Konon, di kalangan tertentu ia disebut-sebut sebagai mujaddid abad 21

Siapakah Fareed Zakaria? Ia adalah seorang kolumnis Muslim warga 
Amerika Serikat, lahir dan besar di India. Ayahnya adalah satu satu 
tokoh besar Muslim di India dengan buku diantaranya, "Struggle within 
Islam", Rafiq Zakaria yang baru meninggal beberapa tahun lalu. Fareed 
Zakaria juga Chief Editor edisi international mingguan Newsweek. 
Lewat majalah ini, tulisannya disebut-sebut sebagai tulisan paling 
luas dibaca di dunia. Di majalah mingguan ini juga ia tercatat 
sebagai chief editor termuda dalam sejarah, umur 32 tahun. 
Sebelumnya, begitu juga, ia adalah editor termuda di jurnal bergengsi 
Foreign Affairs, 29 tahun. Ia alumni Yale University dan Harvard. 
Tulisan-tulisannya tersebar di The New York Times, The Wall Street 
Journal, The New Yorker dan The New Republic.
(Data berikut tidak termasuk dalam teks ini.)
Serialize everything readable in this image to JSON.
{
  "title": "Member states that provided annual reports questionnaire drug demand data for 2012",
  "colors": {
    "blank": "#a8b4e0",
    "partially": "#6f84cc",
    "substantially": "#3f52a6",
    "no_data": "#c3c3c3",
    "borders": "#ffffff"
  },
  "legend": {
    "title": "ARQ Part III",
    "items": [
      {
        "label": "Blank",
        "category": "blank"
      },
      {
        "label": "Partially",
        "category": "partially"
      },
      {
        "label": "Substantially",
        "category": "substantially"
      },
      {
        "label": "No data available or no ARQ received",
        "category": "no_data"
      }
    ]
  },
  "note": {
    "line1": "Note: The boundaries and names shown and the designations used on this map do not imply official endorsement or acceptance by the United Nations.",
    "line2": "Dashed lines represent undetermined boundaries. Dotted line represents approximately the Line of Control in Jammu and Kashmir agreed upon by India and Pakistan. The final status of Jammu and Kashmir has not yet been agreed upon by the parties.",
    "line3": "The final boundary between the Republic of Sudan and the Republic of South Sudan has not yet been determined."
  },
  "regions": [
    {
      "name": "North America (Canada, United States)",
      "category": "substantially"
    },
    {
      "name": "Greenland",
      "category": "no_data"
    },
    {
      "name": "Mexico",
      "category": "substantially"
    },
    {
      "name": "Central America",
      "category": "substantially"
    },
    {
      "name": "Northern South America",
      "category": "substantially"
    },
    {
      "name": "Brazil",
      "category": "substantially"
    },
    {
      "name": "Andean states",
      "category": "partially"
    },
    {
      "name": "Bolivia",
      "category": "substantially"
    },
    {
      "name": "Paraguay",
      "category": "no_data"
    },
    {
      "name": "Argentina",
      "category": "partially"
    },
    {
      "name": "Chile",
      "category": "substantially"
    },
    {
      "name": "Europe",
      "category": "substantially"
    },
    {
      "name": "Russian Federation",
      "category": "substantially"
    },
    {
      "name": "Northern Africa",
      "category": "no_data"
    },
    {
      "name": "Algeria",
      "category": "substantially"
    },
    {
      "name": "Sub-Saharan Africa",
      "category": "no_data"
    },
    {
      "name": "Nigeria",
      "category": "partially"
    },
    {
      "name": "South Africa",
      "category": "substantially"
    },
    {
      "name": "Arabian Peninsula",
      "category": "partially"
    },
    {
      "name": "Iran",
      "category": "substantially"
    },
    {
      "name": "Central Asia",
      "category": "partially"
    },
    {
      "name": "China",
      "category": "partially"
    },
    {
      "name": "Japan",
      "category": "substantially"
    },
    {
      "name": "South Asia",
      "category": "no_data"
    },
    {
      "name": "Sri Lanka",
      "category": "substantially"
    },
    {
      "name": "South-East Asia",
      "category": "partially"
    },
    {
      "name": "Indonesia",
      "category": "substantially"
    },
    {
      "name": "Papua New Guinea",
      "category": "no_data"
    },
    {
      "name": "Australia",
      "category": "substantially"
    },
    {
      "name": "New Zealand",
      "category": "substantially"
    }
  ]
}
Beberapa buku menarik Fareed Zakaria antara lain: From Wealth to 
Power: The Unusual Origins of America's World Role (Princeton 
University Press), disertasi PhD di Harvard, dan menjadi co-editor 
The American Encounter: The United States and the Making of the 
Modern World (Basic Books). Karya fonumental dan terlaris buah 
karyanya adalah The Future of Freedom (2003), best-seller di New York 
Times. Buku ini sudah diterjemahkan kurang lebih ke dalam 18 bahasa. 
Majalah Esquire pada tahun 1999 menjulukinya sebagai orang penting 
abad 21. Pada 2006 disebut-sebut sebagai salah satu dari 100 lulusan 
Harvard paling berpengaruh.

Sebagai Muslim, Fareed Zakaria lewat beberapa tulisannya membuka mata 
AS dalam membuat pemetaan pada Islam di saat semua orang bingung dan 
dunia Barat melihat Islam sebagai entitas yang menakutkan sebagai 
akibat serangan gedung WTC. Para Islamis dan golongan keras, begitu 
ia tulis dalam salah satu artikelnya, berasal dari kalangan Wahabi, 
dengan madrasah dan masjid-masjid atas dana Saudi Arabia hampir tanpa 
batas. AS harus waspada.

Beberapa hari setelah serangan WTC, ia menulis di Newsweek, Oktober 
2001, "Why They Hate Us". Sebuah artikel penting dalam mempengaruhi 
cara pandang Barat terhadap Islam, dan menjadikan Fareed Zakaria 
seorang pemikir yang disegani. Dalam artikel ini ia menjelaskan bahwa 
serangan itu bukan semata-mata karena tidak tolerannya Islam. Tapi, 
itu cermin dari globalisasi yang timpang, khususnya pada aristrokasi 
Arab. Masyarakat Arab mengadopsi modernisasi dan budaya barat yang 
hambar --minum Pepsi, Kentucky, McDonnald, memakai jeans, menonton 
film-film Hollywood-- tapi meninggalkan formula-formula dasar 
modernisasi, yaitu kebebasan yang membuka kompetisi dan peluang 
transportasi vertikal. Hampir di semua negara Arab aspirasi politik 
dipancung. Ditambah lagi kegagalan sistem sosialisme Arab. Semua itu 
menjadikan masyarakat Arab melampiaskan semua kekesalan mereka 
melalui sarana Agama, karena hanya agamalah satu-satunya alat yang 
terbebas dari sensor penguasa.

Meskipun analisa Fareed Zakaria tidak sepenuhnya betul, melalui 
tulisan ini, paling tidak, kesalahan penyerangan WTC dialihkan bukan 
pada Islam sebagai agama, tapi pada kegagalan politik di Timur 
Tengah. Sebuah pengalihan yang cerdas.

Di samping itu, di balik pengalihan itu, tulisan Fareed Zakaria tadi 
secara tidak langsung juga mempengaruhi kebijakan luar negeri 
Presiden Bush. Selain `Why They Hate Us', buku The Future of Freedom, 
saya kira, adalah buku yang paling mempengaruhi Bush dan Neo-Con. 5 
doktrin Bush --mengutip Jacob Weisberg dalam The Bush Tragedy (2008): 
Unipolar Realism, With Us or Against Us, Preemtion, Democracy in the 
Middle East, dan Freedom Everywhere—tampak terpengaruh tulisan-
tulisan Fareed Zakaria. Di sini posisi Fareed Zakaria menarik.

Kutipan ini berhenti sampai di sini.